Imagine a life filled with these blessings:
The freedom to be, reflect, meditate, pray, walk, read, practice yoga and write more than I ever have in my life.
The chance to spend extended time with family and friends rather than brief visits.
The option to move when I want to move.
The opportunity to meet interesting new people in usual settings and circumstances.
Very few responsibilities and therefore, not being burdened by constant chores and domestic tasks.
A heightened awareness of how precious everything and everyone is.
A strong sense of gratitude for each meal, each day my car runs and each night I have a warm bed and roof over my head. I can no longer take any of these things for granted.
Encounters with many wonderful new animal friends.
Extended time in beautiful natural surroundings including beaches, forests, mountains, farms, prairies, rivers, lakes, ranches, deserts, etc.
The chance to live in spiritual communities, community households as well as a motor home, and now house sitting—all of which have helped me evolve in ways I didn't expect.
New perspectives about money, time and the currency of our precious life hours.
Learning how access to life experiences is more important than accumulating wealth and possessions.
So you see, even though I've given up a lot, I've also gained a lot!
You know one of the biggest things I've gained?
FREEDOM! (Not just a little bit, but bucketfuls.)
Another wonderful gift I’ve received is discovering that life will absolutely, positively take care of me! I'm still here, aren't I? I've been traveling around the U.S. as a digital nomad with no home base for over almost two years and I’m feeling great (and outrageously grateful)!
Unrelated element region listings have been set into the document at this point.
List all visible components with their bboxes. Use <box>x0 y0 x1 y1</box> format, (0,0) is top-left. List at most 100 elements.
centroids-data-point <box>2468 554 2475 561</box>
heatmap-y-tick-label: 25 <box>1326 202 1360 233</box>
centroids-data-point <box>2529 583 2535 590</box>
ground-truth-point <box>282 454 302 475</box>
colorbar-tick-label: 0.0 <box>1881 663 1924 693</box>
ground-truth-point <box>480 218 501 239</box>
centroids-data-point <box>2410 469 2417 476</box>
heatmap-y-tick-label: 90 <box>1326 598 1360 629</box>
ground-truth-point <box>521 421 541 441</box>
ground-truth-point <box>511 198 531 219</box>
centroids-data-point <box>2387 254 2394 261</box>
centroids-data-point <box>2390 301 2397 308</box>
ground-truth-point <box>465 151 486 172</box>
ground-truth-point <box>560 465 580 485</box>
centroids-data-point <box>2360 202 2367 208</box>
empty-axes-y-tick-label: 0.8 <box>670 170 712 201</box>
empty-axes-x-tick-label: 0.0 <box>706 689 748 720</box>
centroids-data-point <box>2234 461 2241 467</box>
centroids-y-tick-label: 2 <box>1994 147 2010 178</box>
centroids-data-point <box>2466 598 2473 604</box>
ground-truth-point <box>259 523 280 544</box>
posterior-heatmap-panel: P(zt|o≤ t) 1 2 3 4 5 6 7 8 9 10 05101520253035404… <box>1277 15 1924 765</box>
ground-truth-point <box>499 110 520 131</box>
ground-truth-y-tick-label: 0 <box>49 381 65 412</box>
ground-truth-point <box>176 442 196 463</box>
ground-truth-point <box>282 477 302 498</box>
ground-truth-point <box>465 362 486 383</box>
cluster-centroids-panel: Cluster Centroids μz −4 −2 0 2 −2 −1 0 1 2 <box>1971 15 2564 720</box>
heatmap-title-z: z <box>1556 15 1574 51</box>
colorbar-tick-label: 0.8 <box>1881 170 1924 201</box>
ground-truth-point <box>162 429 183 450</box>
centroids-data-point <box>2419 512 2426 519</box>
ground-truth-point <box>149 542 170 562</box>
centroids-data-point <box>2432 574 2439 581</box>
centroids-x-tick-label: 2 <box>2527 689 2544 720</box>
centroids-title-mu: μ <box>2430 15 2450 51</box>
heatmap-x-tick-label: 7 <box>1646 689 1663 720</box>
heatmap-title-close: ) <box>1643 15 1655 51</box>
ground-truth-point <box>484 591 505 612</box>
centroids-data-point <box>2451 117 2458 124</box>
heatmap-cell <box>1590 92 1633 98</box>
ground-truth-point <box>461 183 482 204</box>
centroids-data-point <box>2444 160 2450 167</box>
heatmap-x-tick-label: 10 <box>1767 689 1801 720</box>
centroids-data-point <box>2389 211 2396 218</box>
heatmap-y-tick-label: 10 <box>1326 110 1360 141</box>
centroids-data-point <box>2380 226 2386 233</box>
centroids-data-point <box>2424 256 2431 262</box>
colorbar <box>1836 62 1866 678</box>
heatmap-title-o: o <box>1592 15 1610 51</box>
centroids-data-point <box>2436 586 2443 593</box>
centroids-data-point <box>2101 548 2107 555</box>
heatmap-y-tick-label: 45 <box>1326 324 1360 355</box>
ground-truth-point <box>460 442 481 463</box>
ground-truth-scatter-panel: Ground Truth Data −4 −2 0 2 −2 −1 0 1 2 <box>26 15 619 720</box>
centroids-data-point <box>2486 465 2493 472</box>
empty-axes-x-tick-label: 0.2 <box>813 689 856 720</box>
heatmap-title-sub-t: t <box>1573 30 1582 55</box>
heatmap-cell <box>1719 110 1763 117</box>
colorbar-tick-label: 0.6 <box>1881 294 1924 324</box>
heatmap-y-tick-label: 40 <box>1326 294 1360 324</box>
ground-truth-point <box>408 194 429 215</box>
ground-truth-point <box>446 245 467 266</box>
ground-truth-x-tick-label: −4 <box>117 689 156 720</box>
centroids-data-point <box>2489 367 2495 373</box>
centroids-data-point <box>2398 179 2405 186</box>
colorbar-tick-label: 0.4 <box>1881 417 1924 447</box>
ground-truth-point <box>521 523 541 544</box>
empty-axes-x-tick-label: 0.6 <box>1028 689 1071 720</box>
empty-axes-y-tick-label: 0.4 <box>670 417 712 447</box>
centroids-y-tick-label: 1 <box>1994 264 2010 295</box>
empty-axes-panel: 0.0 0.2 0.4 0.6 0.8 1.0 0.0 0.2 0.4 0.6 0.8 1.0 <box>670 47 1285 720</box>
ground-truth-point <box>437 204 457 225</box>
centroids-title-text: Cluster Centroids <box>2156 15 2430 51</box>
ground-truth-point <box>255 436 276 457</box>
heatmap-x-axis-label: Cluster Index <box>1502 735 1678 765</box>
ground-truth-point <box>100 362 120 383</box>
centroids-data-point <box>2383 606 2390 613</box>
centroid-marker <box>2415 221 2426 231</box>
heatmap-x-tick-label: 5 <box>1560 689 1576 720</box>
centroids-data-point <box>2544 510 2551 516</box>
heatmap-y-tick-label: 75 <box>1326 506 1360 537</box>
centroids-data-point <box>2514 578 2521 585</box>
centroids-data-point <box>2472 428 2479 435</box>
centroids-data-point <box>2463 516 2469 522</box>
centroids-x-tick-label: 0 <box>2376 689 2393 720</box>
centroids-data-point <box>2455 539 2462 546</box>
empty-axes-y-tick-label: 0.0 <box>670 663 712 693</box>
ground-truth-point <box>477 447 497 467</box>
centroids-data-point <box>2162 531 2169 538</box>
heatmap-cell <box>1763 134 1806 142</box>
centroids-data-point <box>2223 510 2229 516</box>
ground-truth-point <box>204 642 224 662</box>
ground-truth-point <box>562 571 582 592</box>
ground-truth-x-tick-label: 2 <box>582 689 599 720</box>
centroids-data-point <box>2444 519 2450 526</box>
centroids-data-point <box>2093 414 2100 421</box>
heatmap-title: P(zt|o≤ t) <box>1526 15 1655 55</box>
Of course, I always welcome and appreciate more resources, however the boot camp of living on very little has been extraordinarily empowering! Plus, 95% of the time, I'm not afraid! I can sleep at night and not worry. That is huge! The other 5% as I mentioned, I use my tools and move through the fear.
I try not to over think things...instead, I prefer to live in the moment. Every once in a while though, it's nice to take stock, reflect back on the journey, how it all started, etc. This helps me realize just how far I've come, how much I've accomplished and maybe even how brave I've been.
Right now, I’m spending time regrouping on the west coast, feeling intensely curious about what's next. I haven't a clue, and that excites me. I know it will be an adventure, whatever unfolds. Until then, I'm enjoying the ride!